The goal of the Postdoc subproject is to describe the processes of and developments in three to four centuries of copying the biblical manuscripts found in the Judaean Desert in relation to palaeographic dating and writer identification. The major research question is how variant forms and editions of biblical manuscripts can be correlated to palaeographic dates, to identification of writers, as well as other variables such as scribal practices and different find-sites. Previous scholarship has explained textual variety in terms of chronological developments or sociological differences, or both, based on traditional palaeographical dates, or on models of a Qumran scribal practice, and generally on a smaller sample of manuscripts. On the basis of a database of all substantial biblical manuscripts from the Judaean Desert, the Postdoc researcher will select one more confined group of manuscripts (most probably either Deuteronomy or the Psalms), and qualitatively analyse the differences between the manuscripts as well as in relation to the authoritative text forms of the later traditions, in order to plot such variants against the developing time and the different find places and correlating these not only to traditional text-typologies of text, but also to occurrences of rewriting and so-called Fortschreibung, and to the various scribal practices.

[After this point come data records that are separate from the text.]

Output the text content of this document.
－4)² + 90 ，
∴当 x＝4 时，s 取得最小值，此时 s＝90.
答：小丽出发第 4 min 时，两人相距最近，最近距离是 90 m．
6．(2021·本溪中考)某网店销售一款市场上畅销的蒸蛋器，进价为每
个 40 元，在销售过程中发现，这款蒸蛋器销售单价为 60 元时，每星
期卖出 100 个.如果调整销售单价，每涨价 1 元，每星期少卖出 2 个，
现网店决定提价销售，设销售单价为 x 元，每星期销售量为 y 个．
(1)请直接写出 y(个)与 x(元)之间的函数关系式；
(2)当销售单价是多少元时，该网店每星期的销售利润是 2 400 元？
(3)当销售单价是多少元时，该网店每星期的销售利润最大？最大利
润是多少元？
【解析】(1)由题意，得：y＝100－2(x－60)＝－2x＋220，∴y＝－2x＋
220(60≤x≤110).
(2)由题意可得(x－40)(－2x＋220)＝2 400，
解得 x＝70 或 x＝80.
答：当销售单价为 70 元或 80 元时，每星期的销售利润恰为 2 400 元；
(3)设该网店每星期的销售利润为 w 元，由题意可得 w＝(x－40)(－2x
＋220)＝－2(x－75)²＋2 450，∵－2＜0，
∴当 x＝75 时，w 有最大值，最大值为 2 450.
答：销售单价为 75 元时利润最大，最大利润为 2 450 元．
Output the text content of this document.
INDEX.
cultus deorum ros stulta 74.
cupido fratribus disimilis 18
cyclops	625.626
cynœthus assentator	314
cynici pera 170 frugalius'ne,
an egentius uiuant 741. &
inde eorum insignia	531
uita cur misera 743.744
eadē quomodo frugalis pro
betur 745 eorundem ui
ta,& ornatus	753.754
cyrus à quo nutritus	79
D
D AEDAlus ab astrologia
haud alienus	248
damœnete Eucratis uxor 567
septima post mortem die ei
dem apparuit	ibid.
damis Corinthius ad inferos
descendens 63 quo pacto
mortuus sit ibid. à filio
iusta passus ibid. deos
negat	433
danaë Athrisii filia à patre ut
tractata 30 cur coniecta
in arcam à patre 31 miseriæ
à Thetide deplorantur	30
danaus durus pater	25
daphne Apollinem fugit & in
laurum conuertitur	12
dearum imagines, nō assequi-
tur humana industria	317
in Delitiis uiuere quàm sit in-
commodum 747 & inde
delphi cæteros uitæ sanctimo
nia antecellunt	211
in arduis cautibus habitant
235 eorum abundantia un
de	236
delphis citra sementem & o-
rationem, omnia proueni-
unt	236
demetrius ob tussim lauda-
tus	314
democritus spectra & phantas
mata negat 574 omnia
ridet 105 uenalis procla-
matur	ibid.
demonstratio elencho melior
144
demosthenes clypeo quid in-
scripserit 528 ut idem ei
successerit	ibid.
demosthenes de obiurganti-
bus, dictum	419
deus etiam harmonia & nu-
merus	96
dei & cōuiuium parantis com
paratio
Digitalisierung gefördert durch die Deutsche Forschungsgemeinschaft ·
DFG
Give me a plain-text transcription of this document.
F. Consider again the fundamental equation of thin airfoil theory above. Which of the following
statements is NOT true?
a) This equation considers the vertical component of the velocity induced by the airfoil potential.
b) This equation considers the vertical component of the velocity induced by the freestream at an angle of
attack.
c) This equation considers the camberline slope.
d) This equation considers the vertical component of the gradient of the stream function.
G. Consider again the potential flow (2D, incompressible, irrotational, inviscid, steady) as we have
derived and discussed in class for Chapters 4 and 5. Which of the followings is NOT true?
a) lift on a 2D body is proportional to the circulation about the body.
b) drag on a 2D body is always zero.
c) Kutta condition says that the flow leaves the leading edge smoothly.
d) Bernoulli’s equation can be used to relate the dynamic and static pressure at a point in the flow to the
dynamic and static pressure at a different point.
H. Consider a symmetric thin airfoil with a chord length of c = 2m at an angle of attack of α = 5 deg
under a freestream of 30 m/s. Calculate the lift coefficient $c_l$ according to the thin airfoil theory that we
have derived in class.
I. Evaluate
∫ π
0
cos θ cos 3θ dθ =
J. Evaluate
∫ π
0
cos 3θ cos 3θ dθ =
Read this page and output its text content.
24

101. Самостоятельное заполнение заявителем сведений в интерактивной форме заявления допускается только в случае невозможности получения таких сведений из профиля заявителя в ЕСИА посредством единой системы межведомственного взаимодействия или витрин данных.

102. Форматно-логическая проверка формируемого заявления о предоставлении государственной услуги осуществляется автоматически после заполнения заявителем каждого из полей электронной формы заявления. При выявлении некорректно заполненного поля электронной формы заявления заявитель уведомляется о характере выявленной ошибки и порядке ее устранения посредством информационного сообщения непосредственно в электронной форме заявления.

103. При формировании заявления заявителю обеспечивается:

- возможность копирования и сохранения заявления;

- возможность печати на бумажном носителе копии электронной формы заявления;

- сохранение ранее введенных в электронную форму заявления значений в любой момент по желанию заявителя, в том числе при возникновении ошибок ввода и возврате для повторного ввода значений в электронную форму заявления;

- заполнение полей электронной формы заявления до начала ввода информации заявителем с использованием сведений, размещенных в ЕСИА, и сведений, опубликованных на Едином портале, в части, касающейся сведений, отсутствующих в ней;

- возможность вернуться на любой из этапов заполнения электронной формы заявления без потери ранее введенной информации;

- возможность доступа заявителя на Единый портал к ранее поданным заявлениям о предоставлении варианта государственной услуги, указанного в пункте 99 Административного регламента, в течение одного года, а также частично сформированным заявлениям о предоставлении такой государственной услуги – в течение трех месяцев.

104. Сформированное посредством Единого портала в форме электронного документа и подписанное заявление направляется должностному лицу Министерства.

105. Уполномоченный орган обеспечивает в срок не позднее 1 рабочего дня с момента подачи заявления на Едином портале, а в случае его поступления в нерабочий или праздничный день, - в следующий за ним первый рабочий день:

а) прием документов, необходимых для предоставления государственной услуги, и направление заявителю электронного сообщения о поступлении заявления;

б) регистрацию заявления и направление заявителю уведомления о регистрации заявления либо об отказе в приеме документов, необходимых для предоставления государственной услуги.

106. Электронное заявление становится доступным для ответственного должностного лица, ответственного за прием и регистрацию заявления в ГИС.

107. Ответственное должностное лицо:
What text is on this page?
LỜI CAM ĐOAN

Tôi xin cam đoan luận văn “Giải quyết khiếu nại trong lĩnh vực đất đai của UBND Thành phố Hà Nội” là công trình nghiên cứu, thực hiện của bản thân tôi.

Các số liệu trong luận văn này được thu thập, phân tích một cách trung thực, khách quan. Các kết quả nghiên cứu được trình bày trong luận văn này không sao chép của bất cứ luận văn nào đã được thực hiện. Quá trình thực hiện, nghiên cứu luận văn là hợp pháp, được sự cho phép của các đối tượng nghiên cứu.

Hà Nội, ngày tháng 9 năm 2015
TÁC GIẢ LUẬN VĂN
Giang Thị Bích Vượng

The postdoc will work together with a PhD at the Artificial Intelligence and Cognitive Engineering Institute (ALICE), headed by Prof Lambert Schomaker, with experts from the Center for Isotope Research at the Faculty of Mathematics and Natural Sciences, headed by Prof Hans van der Plicht, and with a PhD and student assistants at the Qumran Institute of the faculty.
UPDATE (21 March): Somehow the first link above got mixed up and led to the PhD position for this project, not the postdoc. I have corrected the link. Sorry for the mixup.